Mechanisms of small RNA biogenesis & action

To survive and flourish, cells synthesize mRNAs from DNA genomes and organize their translation into proteins. In addition to this protein-coding capacity, genomes also store the sequence information for diverse non-coding RNAs (ncRNAs). Our group studies the biochemical machineries and regulatory mechanisms that govern ncRNA production. In particular, we use molecular genetics to analyze RNA polymerase enzymes required for genome surveillance in plants.

Genome surveillance in terrestrial plants

Genome surveillance recognizes and targets transposable elements (TEs), distinguishing these mutagenic sequences from genes for key cellular functions. While host genes are evolutionarily conserved over millions of years, TEs can differ in sequence, copy number and position even within a single species. Specialized non-coding RNA polymerases have evolved to selectively transcribe TEs and other silent chromatin regions (Figure 1A). Resulting small interfering RNAs (siRNAs) guide TE silencing and the regulation of repeat-associated genes.

RNA polymerase IV (Pol IV) is a non-coding RNA polymerase that evolved in plants from the ancestral duplication of RNA polymerase II (Pol II) subunit genes. Pol IV transcribes TEs and channels short transcripts to an RNA-dependent RNA polymerase (RDR2) to produce double-stranded RNAs, which are cut into ~24 nt siRNAs by the Dicer-like 3 (DCL3) enzyme (Figure 1A). These siRNAs bind to AGO4, conveying information needed to selectively methylate TEs, scanning plant chromosomes in a molecular dance that began over 450 million years ago.
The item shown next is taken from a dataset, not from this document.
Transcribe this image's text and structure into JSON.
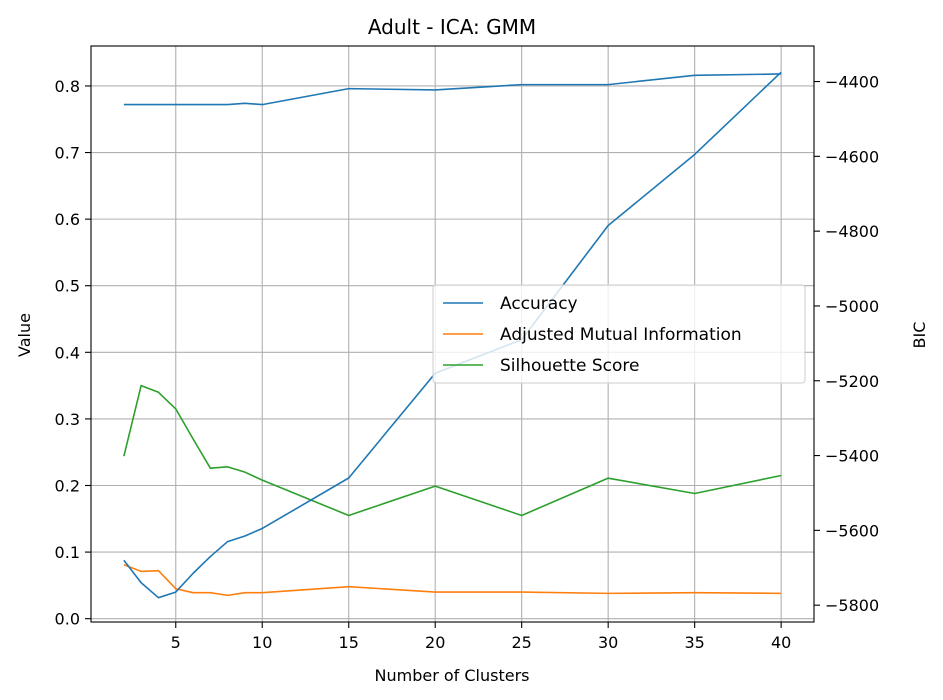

To explore how genome surveillance is regulated, we are studying Pol IV-RDR2 complexes harboring point mutations in distinct catalytic and non-catalytic domains. This genetic analysis revealed an amino acid motif conserved in Pol IV’s largest subunit, NRPD1, but missing in all Pol II enzymes; we detected this signature N-terminus in diverse seeds plants (Figure 1B). Point mutations in the motif cripple Pol IV’s ability to transcribe and silence TEs via RNA-directed DNA methylation. We hypothesize that the NRPD1 N-terminus evolved to license Pol IV transcription of TEs and repeat-associated genes (Figure 1C).

How does Pol IV perceive novel TE insertions in the genome?

Despite host genome defenses, TEs sometimes escape surveillance and proliferate exponentially. This temporary escape is influenced by genetic factors, chromatin context and the environment. Certain long-terminal repeat (LTR) retrotransposons, for example, are known to circumvent silencing at high ambient temperatures because their LTRs contain heat response elements. What processes or factors allow Pol IV to perceive active TEs to re-initiate genome surveillance? (Figure 2A)

To study Pol IV perception of TEs, we are isolating active TE loci in the Brassicaceae species Arabidopsis thaliana and in the Poaceae species Brachypodium distachyon. Oxford Nanopore “long-read” sequencing facilitates the discovery of novel TE integration sites in these host genomes (Figure 2B). Direct methylcytosine detection from the raw Nanopore signals permits DNA methylation to be profiled at individual TEs while taking account of genomic structural variation (Figure 2C).

How is ncRNA transcription regulated in plants?

Fundamental questions remain about how plant ncRNA polymerases are regulated to achieve adaptive levels of TE repression while avoiding ectopic silencing of host genes. Tapping into the mechanisms that regulate Pol IV and related ncRNA polymerases will allow researchers to adjust the “intensity” of genome surveillance to unlock genomic and phenotypic variation for crop breeding.